I got inspiration by one of my newly discovered blogs called I Help You Blog, giving ideas to individuals with blogger's block! One of the ideas was to: "Turn a negative into a positive", and "Write a satirical post." Therefore, I present you with a not-so-funny, sad blog post.

I am not often, but occasionally called: "arrogant", "cocky", or "extravagant". Humorous, considering when one puts this into perspective: I have absolutely everything to be cocky about, whether I act on it or not. How can I back this statement up without being arrogant? Being logical.

Growing up as a young woman in a pressuring society, I never once gave in to peer pressure or media's "image stunts" (and do not expect to, either). My parents, who experimented in their young years, always expected me to be a normal teenager: do stupid things, learn my mistakes, and grow up. To their pleasant surprise, raising me with so much tender love, and the acceptance of imperfections worked to their advantage.

To this day, I am a substance-free, responsible young person who contributes to community service, gets nearly straight A's in school, and has received deep recognition for their talents and scholarly merit, along with a great, healthy parent-child relationship. You're telling me that is not something to be proud of?

I find it disappointing meeting individuals with less passion at my age. Not because I think I am better than everyone else, but because I have so much compassion for my generation of learners, changers, and lovers, I wish they took their young lives just as serious as I take mine.

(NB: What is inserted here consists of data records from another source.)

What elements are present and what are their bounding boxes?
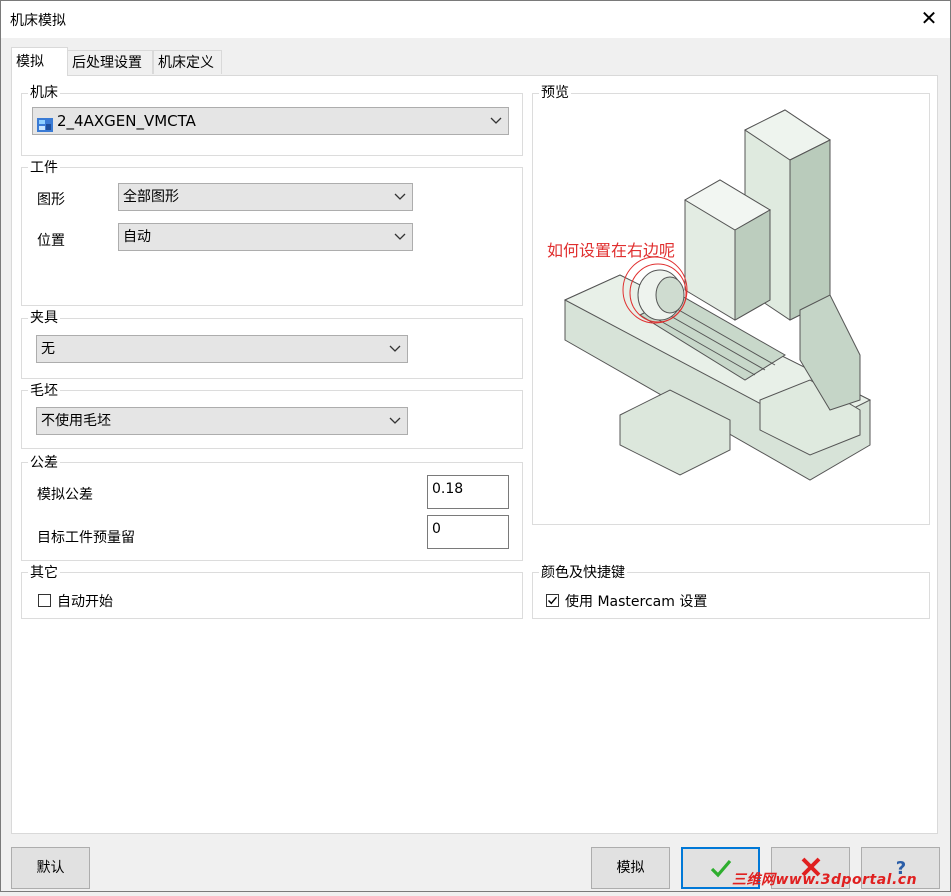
other-group-label: 其它: [28, 565, 60, 581]
machine-select-value: 2_4AXGEN_VMCTA: [57, 112, 196, 130]
use-mastercam-checkbox[interactable]: [546, 594, 559, 607]
machine-group-label: 机床: [28, 85, 60, 101]
chevron-down-icon: [389, 408, 401, 434]
tolerance-group-label: 公差: [28, 455, 60, 471]
machine-select[interactable]: 2_4AXGEN_VMCTA: [32, 107, 509, 135]
stock-allowance-input[interactable]: 0: [427, 515, 509, 549]
stock-allowance-label: 目标工件预量留: [37, 530, 135, 546]
colors-group-label: 颜色及快捷键: [539, 565, 627, 581]
graphics-label: 图形: [37, 192, 65, 208]
checkmark-icon: [548, 596, 558, 605]
stock-group-label: 毛坯: [28, 383, 60, 399]
graphics-select[interactable]: 全部图形: [118, 183, 413, 211]
machine-preview-image: [560, 100, 890, 505]
simulate-button[interactable]: 模拟: [591, 847, 670, 889]
green-check-icon: [710, 859, 731, 878]
stock-select[interactable]: 不使用毛坯: [36, 407, 408, 435]
chevron-down-icon: [389, 336, 401, 362]
fixture-select[interactable]: 无: [36, 335, 408, 363]
watermark-text: 三维网www.3dportal.cn: [732, 872, 918, 888]
preview-annotation: 如何设置在右边呢: [547, 241, 676, 260]
use-mastercam-label: 使用 Mastercam 设置: [565, 594, 708, 610]
tab-machine-definition[interactable]: 机床定义: [153, 50, 222, 74]
preview-group-label: 预览: [539, 85, 571, 101]
chevron-down-icon: [394, 184, 406, 210]
chevron-down-icon: [490, 108, 502, 134]
workpiece-group-label: 工件: [28, 160, 60, 176]
autostart-label: 自动开始: [57, 594, 113, 610]
fixture-select-value: 无: [41, 341, 55, 357]
close-icon[interactable]: ✕: [917, 6, 941, 30]
chevron-down-icon: [394, 224, 406, 250]
fixture-group-label: 夹具: [28, 310, 60, 326]
machine-icon: [37, 114, 53, 132]
position-select-value: 自动: [123, 229, 151, 245]
title-bar: [0, 0, 951, 38]
stock-select-value: 不使用毛坯: [41, 413, 111, 429]
autostart-checkbox[interactable]: [38, 594, 51, 607]
position-label: 位置: [37, 233, 65, 249]
window-title: 机床模拟: [10, 13, 66, 29]
sim-tolerance-label: 模拟公差: [37, 487, 93, 503]
sim-tolerance-input[interactable]: 0.18: [427, 475, 509, 509]
tab-simulation[interactable]: 模拟: [11, 47, 68, 76]
position-select[interactable]: 自动: [118, 223, 413, 251]
tab-post-settings[interactable]: 后处理设置: [67, 50, 153, 74]
default-button[interactable]: 默认: [11, 847, 90, 889]
graphics-select-value: 全部图形: [123, 189, 179, 205]
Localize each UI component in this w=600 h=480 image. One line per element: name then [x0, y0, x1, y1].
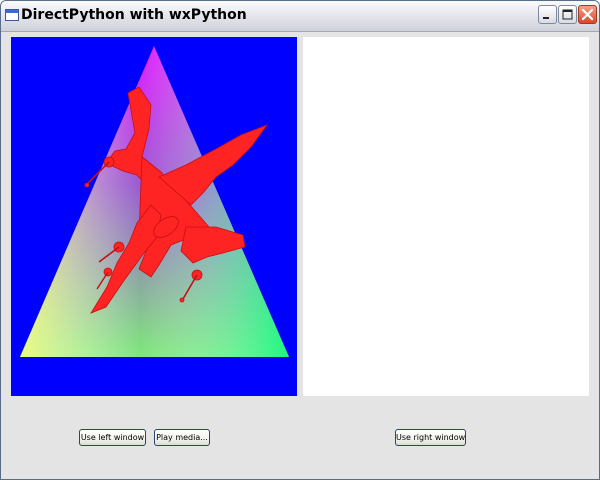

Back in the civil rights movement, a young, African-American woman about my age, Phillis Wheatley, published poetry that shocked the nation, giving ageist adults a reason to believe in the future of the children. Often, I use this example of youthful talent in comparison to myself: there were and are far more individuals who made much more prideful accomplishments at a young age than I could even dream of reaching today, and even if I tried, could not reach, due to the difference in our generations.

I am a simple, Hispanic/Caucasian youngin' living in the Northwest, in a modern time when most people are accepted, for both their sexualities and their races. No poetry I post is going to be world-changing, nor is any blog post going to be an appreciated, massive talent, as pretty much every teenager is blogging these days, and all it takes is a few clicks, regardless of your English abilities.

However, for the modern era, being substance-free and ready to embark on the journey through college, and a stable, adult relationship is a big accomplishment. To know what I am good at, what my life's calling just might be, and what I will not tolerate within this journey is perfect enough for any parent and any well-balanced, content adult to accept, appreciate, and admire.

I am sorry to break the bubble for some, but being aware of yourself is not being arrogant! To those fellow peers of mine: don't give up on being you. Discover your talents, and if you already have: celebrate them. Anyone who disagrees otherwise is not worth an ounce of your time. Like Dr. Seuss said: "Be who you are and say what you feel, because those who mind don't matter, and those who matter don't mind."

My personal belief that I live by and encourage my friends to live by is this: if everyone was proud of who they were, what they accomplished, and what they are capable of, nobody would envy others, nor feel bad enough about themselves to call others "arrogant". In the end, you are just as arrogant if you believe you have enough status to confront someone as "arrogant". In the end, it will not affect you, no matter how an individual presents themselves.